John Shrapnel tackles the monumental central role, creating a Lear who morphs by slow degrees from a stout, swaggering patriarch to a crushed shell of a man. In an exquisite exchange with his fool (played perhaps a touch too wisely by Christopher Bianchi), this Lear is gently stripped of all majesty even before the end of Act One. As Lear begins to lose his mind, Shrapnel becomes unsteady on his feet: as if only recently aware of his body.
Wandering the moor during a fierce tempest, Lear and his fool meet, first, Kent – played brilliantly by Simon Armstrong – and then the newly blind Gloucester (Trevor Cooper), a poignant symbol of the twists of fortune. Scenes laden with subtext are deftly handled by Hilton and his ensemble.
Away from the biting wind, Lear's daughters Goneril and Regan (Julia Hills and Dorothea Myer-Bennett) are wrapped in luxurious velvet. They are a terrifying team, goading each other on to ever more shocking deeds. Myer-Bennett's Regan is a woman thrilled by violence: trembling and sneering as she watches her husband (the Duke of Cornwall played by Byron Mondahl) pluck out Gloucester's eyes. The wronged, innocent daughter, Cordelia, meanwhile, is played persuasively by a doe-eyed Eleanor Yates.
This is a production that has confidence in the power of Shakespeare's text. The only element that jars is Harriet de Winton's design – the production begins in lavish Elizabethan costume, but as the play goes on, modern touches appear. The men wear combat trousers, Edmund (Jack Whitam) dons a leather jackets and, in the final act, Lear is brought on in a very modern wheelchair.

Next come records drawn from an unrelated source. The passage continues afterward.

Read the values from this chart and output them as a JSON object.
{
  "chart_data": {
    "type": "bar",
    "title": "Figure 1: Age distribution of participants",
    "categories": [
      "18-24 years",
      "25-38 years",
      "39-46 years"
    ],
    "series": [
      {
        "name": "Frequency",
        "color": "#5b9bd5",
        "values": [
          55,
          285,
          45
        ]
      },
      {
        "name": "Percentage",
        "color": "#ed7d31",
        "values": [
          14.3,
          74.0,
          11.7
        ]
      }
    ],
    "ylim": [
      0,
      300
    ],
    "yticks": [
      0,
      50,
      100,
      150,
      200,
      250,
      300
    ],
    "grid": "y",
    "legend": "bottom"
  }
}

Still, there's no arguing with Hilton's staging of one of Shakespeare's most affecting ending. Shrapnel's Lear pads on to the stage carrying Cordelia's body in a mockery of a pietà before letting out an animal howl of pain. This is a gruesome play but, as this production manages to demonstrate, King Lear's true horrors go beyond its bloody acts.